Maxima finding algorithm implemented in Python recreated from implementation in Fiji(ImageJ)
This is a re-implementation of the java plugin written by Michael Schmid and Wayne Rasband for ImageJ. The original java code source can be found in: https://imagej.nih.gov/ij/developer/source/ij/plugin/filter/MaximumFinder.java.html
This implementation remains faithful to the original implementation but is not 100% optimised. The java version is faster but this could be alleviated by compiling c code for parts of the code. This script is simply to provide the functionality of the ImageJ find maxima algorithm to individuals writing pure python script.
The algorithm works as follows:
The first stage in the maxima finding algorithm is to find the local maxima. This involves processing the image with a 3x3 neighbourhood maximum filter. Once filtered this image is compared back to the original, where the pixels are the same value represents the locations of the local maxima. Typically there are far too many local maxima to be meaningful so the goal is then to merge and prune this maxima using some kind of measure of quality. In the case of algorithm a single parameter is used, the noise tolerance (Prominence). If a maxima is close to another then the maxima will be merged or removed based on the below criteria.
Starting with the brightest maxima and working down the intensities:
- Expand out (‘flood fill’) from each maxima location.
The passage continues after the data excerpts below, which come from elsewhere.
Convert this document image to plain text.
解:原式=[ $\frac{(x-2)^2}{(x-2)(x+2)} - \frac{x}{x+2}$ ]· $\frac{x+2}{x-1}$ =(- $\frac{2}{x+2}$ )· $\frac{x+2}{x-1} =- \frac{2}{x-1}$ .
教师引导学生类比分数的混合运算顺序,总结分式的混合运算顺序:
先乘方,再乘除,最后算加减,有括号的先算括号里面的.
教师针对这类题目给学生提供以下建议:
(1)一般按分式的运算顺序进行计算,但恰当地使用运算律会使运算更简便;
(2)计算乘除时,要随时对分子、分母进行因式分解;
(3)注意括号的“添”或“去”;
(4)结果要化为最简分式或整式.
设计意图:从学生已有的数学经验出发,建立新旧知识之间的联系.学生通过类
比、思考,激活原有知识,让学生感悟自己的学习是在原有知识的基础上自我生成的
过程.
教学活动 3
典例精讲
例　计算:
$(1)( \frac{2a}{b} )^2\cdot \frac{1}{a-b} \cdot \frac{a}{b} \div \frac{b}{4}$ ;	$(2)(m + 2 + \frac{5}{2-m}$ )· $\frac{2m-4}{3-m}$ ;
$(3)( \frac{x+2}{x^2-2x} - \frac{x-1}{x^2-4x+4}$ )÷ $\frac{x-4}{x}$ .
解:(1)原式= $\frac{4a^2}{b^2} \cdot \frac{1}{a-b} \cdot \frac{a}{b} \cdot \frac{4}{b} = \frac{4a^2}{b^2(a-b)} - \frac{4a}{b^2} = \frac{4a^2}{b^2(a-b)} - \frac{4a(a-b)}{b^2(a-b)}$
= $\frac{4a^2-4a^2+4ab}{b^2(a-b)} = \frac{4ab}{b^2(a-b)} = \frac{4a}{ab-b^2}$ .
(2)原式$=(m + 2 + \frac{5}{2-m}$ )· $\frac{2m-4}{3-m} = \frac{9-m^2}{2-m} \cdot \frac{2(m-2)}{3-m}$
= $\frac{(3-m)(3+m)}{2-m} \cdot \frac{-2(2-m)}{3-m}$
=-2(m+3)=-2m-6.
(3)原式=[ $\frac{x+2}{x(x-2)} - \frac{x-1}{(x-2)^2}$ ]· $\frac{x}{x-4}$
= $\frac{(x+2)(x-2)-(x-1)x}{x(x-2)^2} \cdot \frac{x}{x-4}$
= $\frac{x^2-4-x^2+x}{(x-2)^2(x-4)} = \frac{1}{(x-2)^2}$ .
Neighbouring pixels within a noise tolerance (notl) of the maxima are scanned until the region within tolerance is exhausted.
- If the pixels are equal to the maxima, mark this as equal.
- If a greater maxima is met, ignore the active maxima.
- If the pixels are less than maxima, but greater than maxima minus the noise tolerance, mark as listed.
- Mark all ‘listed’ pixels 'processed' if they are included within a valid peak region, otherwise reset them.
- From the regions containing a peak, calculate the best pixel to be considered as maxima based on minimum distance calculation with all those maxima considered equal.